Beforehand the guides ask the group what route you’d like to take around the island: short, longer and longest. I’d recommend the longest route as they it really isn’t that long, and you may as well make the most of your time there. The guides lead you along the trail through forests, up onto hillside peaks where there are breaks in the treeline and back to the coast. Along the way you’ll (hopefully) get to see a number of dragons laying around in the hot sun, and perhaps even a nest or two.
Located very close to Labuan Bajo, Rinca makes for the perfect day trip for those on a tight schedule. Some people even claim that you’re much more likely to see a dragon here, though that depends on your luck. Rinca manages to pack a hell of a lot into a small area. Not only the monstrous dragons, but landscapes that include mangroves, forests, a rising hillside and some wonderful beaches.
Which Island is Best?
Longer tours have the privilege of being able to visit both islands, however, shorter tours won’t. The crew might even ask the tour group whether they would prefer to go to the other island or head to another spot e.g. for snorkelling. So in these circumstances, which should you choose?

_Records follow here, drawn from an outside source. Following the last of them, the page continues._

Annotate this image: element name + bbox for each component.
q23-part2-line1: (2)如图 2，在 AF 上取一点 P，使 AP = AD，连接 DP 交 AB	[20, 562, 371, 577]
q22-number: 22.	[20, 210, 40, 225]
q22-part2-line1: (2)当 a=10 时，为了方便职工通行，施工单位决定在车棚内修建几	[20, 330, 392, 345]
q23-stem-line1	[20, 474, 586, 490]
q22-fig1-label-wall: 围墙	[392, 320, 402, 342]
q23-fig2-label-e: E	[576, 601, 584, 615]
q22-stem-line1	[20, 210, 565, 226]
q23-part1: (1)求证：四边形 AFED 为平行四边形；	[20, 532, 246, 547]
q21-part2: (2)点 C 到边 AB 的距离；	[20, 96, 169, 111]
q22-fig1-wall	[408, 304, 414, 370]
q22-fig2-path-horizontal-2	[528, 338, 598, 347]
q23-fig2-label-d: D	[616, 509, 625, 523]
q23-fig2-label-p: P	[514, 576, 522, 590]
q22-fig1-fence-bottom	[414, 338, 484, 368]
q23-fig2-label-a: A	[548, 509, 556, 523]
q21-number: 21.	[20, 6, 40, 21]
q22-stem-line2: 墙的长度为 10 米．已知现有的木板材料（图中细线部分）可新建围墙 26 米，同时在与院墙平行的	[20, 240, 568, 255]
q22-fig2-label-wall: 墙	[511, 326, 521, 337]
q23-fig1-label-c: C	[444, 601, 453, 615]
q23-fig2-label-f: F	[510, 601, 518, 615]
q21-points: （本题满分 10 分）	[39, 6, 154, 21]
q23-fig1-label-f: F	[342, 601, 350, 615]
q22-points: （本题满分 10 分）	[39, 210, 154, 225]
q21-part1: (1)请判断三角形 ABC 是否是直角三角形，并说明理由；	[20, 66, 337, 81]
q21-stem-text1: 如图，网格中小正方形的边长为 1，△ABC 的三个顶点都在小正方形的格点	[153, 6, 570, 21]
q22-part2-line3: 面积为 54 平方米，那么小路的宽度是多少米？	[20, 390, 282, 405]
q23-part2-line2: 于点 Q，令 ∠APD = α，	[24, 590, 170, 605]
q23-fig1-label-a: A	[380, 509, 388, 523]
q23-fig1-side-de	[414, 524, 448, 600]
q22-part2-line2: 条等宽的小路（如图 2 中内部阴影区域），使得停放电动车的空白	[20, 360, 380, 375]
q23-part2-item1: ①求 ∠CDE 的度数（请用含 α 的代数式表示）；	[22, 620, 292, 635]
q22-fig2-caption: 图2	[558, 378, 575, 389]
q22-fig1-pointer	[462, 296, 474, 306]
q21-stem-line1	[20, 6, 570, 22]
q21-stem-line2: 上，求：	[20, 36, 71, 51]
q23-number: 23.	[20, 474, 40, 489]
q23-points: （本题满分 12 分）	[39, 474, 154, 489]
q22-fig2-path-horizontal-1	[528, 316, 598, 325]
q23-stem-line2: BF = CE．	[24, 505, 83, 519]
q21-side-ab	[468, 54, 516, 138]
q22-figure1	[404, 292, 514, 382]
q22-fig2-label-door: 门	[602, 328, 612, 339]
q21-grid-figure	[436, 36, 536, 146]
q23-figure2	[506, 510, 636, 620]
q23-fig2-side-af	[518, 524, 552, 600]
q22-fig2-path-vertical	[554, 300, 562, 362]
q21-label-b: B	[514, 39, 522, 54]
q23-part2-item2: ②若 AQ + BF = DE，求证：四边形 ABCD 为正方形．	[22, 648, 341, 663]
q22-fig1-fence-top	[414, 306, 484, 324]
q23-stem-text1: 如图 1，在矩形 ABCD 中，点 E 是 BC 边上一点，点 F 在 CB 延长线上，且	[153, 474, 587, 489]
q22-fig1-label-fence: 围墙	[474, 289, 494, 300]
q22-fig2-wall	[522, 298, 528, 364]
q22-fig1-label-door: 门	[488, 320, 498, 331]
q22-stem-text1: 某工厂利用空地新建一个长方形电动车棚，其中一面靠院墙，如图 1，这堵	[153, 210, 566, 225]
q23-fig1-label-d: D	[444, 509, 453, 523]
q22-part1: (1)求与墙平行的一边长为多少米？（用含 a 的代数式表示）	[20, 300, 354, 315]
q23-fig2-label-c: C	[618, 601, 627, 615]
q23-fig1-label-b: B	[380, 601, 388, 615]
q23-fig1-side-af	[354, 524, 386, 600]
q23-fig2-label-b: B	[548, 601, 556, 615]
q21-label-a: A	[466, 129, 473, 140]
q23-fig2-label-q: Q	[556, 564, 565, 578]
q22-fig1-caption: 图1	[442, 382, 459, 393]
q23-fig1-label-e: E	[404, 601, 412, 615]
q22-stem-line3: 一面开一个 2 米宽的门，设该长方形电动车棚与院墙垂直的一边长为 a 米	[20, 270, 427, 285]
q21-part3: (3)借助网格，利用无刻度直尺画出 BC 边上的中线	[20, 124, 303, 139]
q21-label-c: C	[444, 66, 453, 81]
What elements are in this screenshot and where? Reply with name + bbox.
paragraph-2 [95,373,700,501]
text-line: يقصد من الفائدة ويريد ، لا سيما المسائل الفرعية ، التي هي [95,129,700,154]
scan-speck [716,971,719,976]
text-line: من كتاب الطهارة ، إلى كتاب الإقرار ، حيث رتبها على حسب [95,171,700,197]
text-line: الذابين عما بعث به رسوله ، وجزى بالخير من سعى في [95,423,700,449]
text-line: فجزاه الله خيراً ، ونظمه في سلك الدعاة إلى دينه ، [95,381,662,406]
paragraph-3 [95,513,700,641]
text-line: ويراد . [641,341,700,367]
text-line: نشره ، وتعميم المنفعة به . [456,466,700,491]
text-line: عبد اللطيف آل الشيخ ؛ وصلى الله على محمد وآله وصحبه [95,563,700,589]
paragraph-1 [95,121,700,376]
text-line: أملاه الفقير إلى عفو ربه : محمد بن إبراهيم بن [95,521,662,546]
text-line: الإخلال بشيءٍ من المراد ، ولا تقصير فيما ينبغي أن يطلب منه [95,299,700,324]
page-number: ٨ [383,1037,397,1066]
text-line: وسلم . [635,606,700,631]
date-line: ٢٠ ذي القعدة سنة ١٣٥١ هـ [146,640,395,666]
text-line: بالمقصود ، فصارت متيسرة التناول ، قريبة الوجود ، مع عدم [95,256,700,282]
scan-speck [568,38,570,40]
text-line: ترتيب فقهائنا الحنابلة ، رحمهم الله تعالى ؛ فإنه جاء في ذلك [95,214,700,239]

That’s a very tough decision and not an easy answer. Some people claim you’re more likely to spot a dragon on Rinca, however I ran into plenty on Komodo Island. Like with any animal experience, its just whether you’re at the right place at the right time. Everything else is pretty much identical, same landscapes, same layout, similar experience. Essentially, if you miss one out, it’s not the end of the world.
When Should I Visit
The only real time you should avoid is between January – March, when the monsoon season is in full swing. Many tour companies won’t even operate during this time. Some do, and severely run the risk of being caught in a storm (which has happened) and with some people being lost at sea (which sadly has also happened).
It could also be good advice to avoid going during the high season between July – August. This is when the islands and its surrounding attractions become swarmed with tourists and most companies are already booked out.

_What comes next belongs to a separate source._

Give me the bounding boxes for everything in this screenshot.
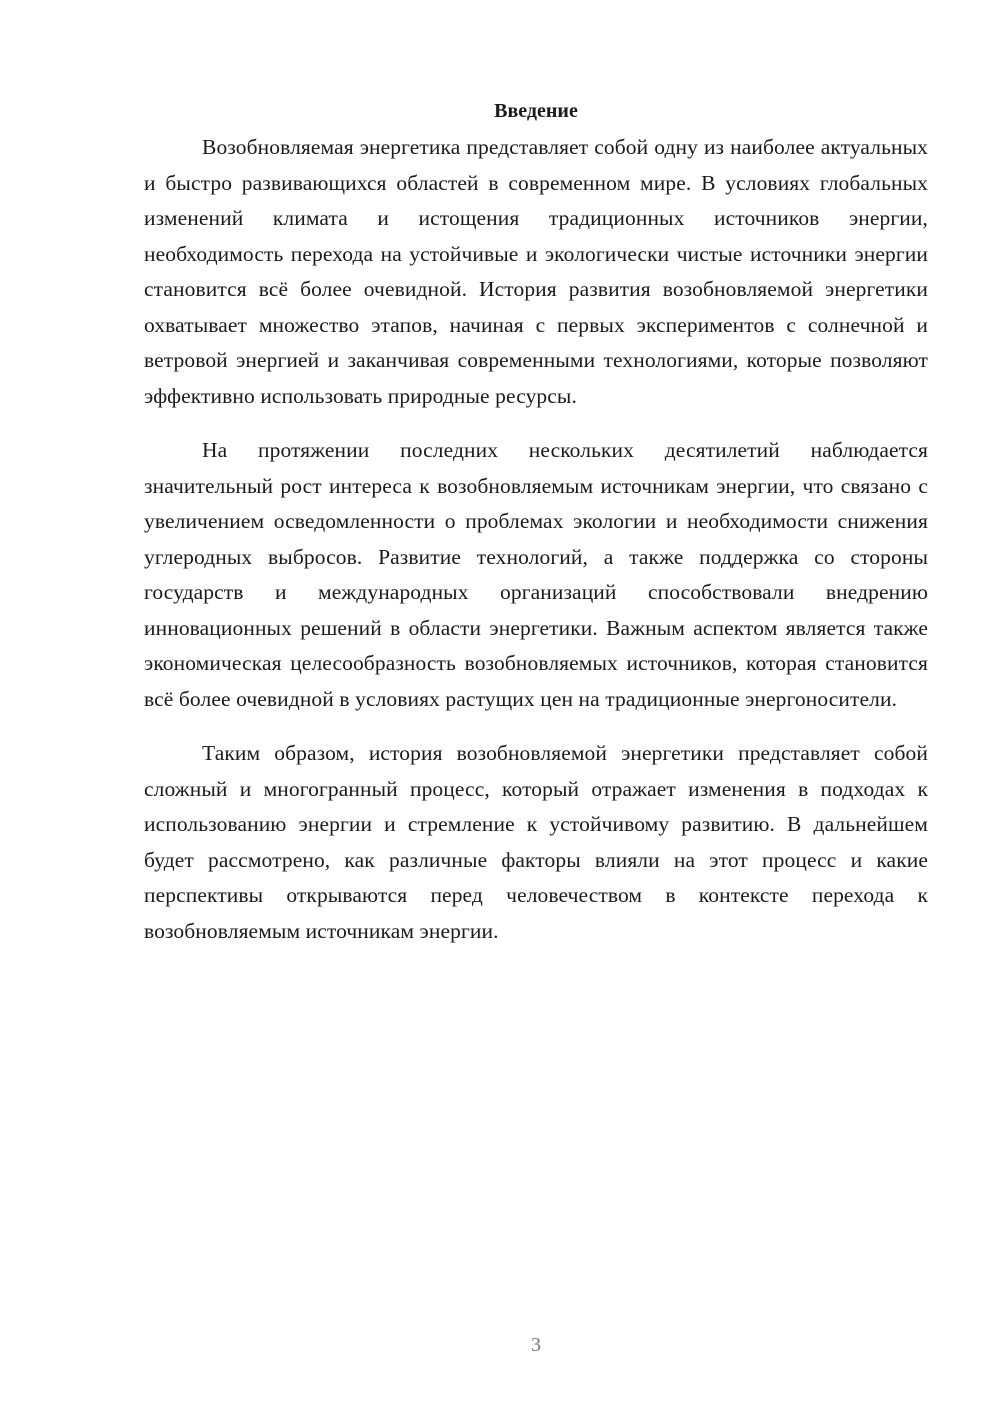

Arguably the best time of year is between September – December, which is your best chance of running into some fascinating marine wildlife like manta rays, whale sharks and sperm whales. April – June is also an ideal time to see the environment at its finest with lush green landscapes and a calm, crystal clear oceans.
A Sensitive Warning
Some very important advice for the ladies, and one which is difficult to bring up. Women should be aware of their “time of the month”, as Komodo dragons are capable of smelling blood from over 12 miles away, and can act as a trigger for their predatory instincts. Rather than becoming a target for a very hungry dragon, best keep that in mind.
The Time is Now
My recommendation is to take this trip sooner rather than later. One thing that struck me about my experience is how unbelievably cheap it all was, considering everything I had seen and done during my 3 day trip. However, I was told from another member of my group who had done the same tour a few years prior that it cost double what it did when he went. The prices have almost doubled since my visit. The region has began to realise how much of a gold mine they are sitting on and prices will continue to rise year by year, so get in while its going cheap!